Before I turned ten years old, my grandmother had also died. That changed our world completely.

To our household, we brought in my grandmother’s everyday dishes and her special occasion dishes, her full set of matching silverware, frosted iced tea glasses picked up as souvenirs from vacation spots all over Michigan, a tiny, engraved, silver cup and spoon that had been hers when she was a baby, a roll-top desk that had belonged to my grandfather, many suitcases and purses, books and bookcases, and a car. We had a telephone installed for the first time, since Grandma would no longer be there to take telephone calls and messages, or run next door to tell us.

As young children, it was like a roller coaster ride: one minute we were thrilled at our new car, the telephone, the dishes…the next minute remembering the reasons for the windfall, and that our grandmother was no longer with us. As for my mother, at not quite thirty years old, she had lost both her parents. She had no brothers or sisters. She had a husband that worked long hours, and seven small children at home.

My parents rented the house next door. I can’t recall all the tenants. I think I remember one woman renter, followed by a couple men. One was a man who drove a beer truck. He had a skin disease, and was told by his doctor to sunbathe in the nude. My Dad built a partition of cedar poles and woven metal flashing to give him privacy, and we were told to stay out of that yard.

Later, my Aunt Margaret moved in, with her eight children. The upstairs became a loft bedroom for her four boys: Barry, Kim, Bobby and Greg. Three of the girls, Shirley, Gail and Mary Jean, shared one small bedroom; the baby, Joannie, shared the other bedroom with her Mom.

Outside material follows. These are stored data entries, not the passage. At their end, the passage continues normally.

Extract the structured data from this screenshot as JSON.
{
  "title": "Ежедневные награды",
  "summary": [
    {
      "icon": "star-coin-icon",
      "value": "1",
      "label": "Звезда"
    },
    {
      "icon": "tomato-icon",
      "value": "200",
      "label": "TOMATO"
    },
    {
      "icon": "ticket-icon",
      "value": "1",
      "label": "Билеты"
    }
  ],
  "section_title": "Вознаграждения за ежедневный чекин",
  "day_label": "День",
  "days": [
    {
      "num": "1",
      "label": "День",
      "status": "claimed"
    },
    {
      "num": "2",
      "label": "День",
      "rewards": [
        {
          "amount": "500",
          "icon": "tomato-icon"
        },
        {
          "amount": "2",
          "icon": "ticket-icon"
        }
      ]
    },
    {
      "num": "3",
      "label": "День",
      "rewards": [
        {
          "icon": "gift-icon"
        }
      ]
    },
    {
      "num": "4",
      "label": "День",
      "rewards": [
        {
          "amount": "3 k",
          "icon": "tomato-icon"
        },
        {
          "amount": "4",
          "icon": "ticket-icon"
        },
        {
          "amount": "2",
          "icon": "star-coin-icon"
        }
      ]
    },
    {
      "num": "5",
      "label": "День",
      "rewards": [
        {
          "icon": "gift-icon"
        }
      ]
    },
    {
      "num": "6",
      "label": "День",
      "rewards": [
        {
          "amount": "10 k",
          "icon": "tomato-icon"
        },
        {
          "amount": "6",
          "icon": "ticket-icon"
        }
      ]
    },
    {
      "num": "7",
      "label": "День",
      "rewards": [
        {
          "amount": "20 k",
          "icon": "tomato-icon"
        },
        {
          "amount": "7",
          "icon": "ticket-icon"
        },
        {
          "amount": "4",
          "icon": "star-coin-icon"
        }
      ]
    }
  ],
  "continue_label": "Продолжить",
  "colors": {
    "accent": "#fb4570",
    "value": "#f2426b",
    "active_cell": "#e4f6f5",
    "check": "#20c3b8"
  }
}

Dad built an addition off the back of that house, then, for a laundry room and a little extra space. He’d been regularly adding on to our home, as well. Our family was expanding; Dad added gardens and livestock as well as rooms. That will have to wait for another day!

7 responses »

    • Oh, thank you! Though this is a continuing writing exercise about addresses I have lived at, I have especially enjoyed delving into these childhood memories. Thanks for reading, and for your kind comments!

  1. I, too, am enjoying this assignment of yours, Cindy. I agree with Marshall. I can hear you reading this series aloud on NPR!

  2. I was fortunate enough to have all four grandparents (and a few great-grandparents too) until I was sixteen. My grandpa Mike died then, but the other three lived on many years after that. But they all lived far away. Losing grandparents who were part of your everyday life would be so sad.

    Knowing there was a nude man in the yard next door must have been pretty funny though. Did you and your sisters giggle about that from time to time?